Soon after we started doing text-based personality prediction we realized that the main problem is a lack of appropriate datasets.
The main reason is that it is very hard to find the labels, especially the ones that can be trusted. This can be traced back to privacy issues and high labeling costs.
Moreover, currently available datasets have many shortcomings:
- small in number of users and/or comments;
- limited expressivity (e.g., on Twitter);
- non-anonymity (e.g., on Facebook, which makes users more reluctant to express their opinions);
- low topic diversity (e.g., forums);
- heavy bias towards personality themes (e.g., personality forums);
- no demographics.
We identified Reddit as a source of data that addresses most of these concerns:
- there are many users who write a lot of comments;
- over a million of subreddits enable users to express their opinions on a multitude of topics;
- users are anonymous which means they write about everything;
- the quality of writing is above average for a social media site.

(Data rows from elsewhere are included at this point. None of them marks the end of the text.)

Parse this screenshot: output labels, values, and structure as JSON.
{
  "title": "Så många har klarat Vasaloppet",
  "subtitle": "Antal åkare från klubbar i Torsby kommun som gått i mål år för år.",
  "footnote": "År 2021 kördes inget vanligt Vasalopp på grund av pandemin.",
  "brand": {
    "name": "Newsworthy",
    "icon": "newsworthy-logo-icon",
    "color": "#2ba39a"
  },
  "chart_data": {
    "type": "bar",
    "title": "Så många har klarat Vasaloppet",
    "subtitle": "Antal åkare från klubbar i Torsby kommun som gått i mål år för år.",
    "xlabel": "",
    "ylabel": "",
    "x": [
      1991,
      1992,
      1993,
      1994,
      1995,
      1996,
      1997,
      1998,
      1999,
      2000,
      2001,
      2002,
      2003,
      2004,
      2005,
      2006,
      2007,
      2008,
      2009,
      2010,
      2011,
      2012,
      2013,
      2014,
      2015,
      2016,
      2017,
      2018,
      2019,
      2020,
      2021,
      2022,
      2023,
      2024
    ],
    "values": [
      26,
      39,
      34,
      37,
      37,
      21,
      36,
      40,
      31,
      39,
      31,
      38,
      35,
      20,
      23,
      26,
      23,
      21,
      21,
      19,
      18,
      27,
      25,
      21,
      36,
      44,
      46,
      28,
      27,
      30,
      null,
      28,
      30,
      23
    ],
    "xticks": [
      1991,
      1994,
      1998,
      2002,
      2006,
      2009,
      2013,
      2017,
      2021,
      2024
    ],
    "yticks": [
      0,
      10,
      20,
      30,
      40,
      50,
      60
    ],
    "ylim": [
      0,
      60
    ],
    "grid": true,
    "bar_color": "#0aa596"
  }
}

In our first step, we compiled a large-scale dataset by using flairs – short descriptors used by users to introduce themselves in a particular subreddit. Users write all kinds of relevant information in their flairs and in MBTI subreddits they disclose their own MBTI type. We used this to extract personality labels for our dataset – first of its kind on Reddit.
Our latest dataset – PANDORA – is a natural step forward. As MBTI is not seen as a relevant model in personality psychology, we introduced Big 5 labels. We also addressed the other major shortcoming which is the lack of demographic variables. These are especially important for two reasons: (1) they are often the source of biases in NLP models and (2) personality traits are much harder to infer based on text than demographics which means they have to be controlled for in order to avoid coming to wrong conclusions.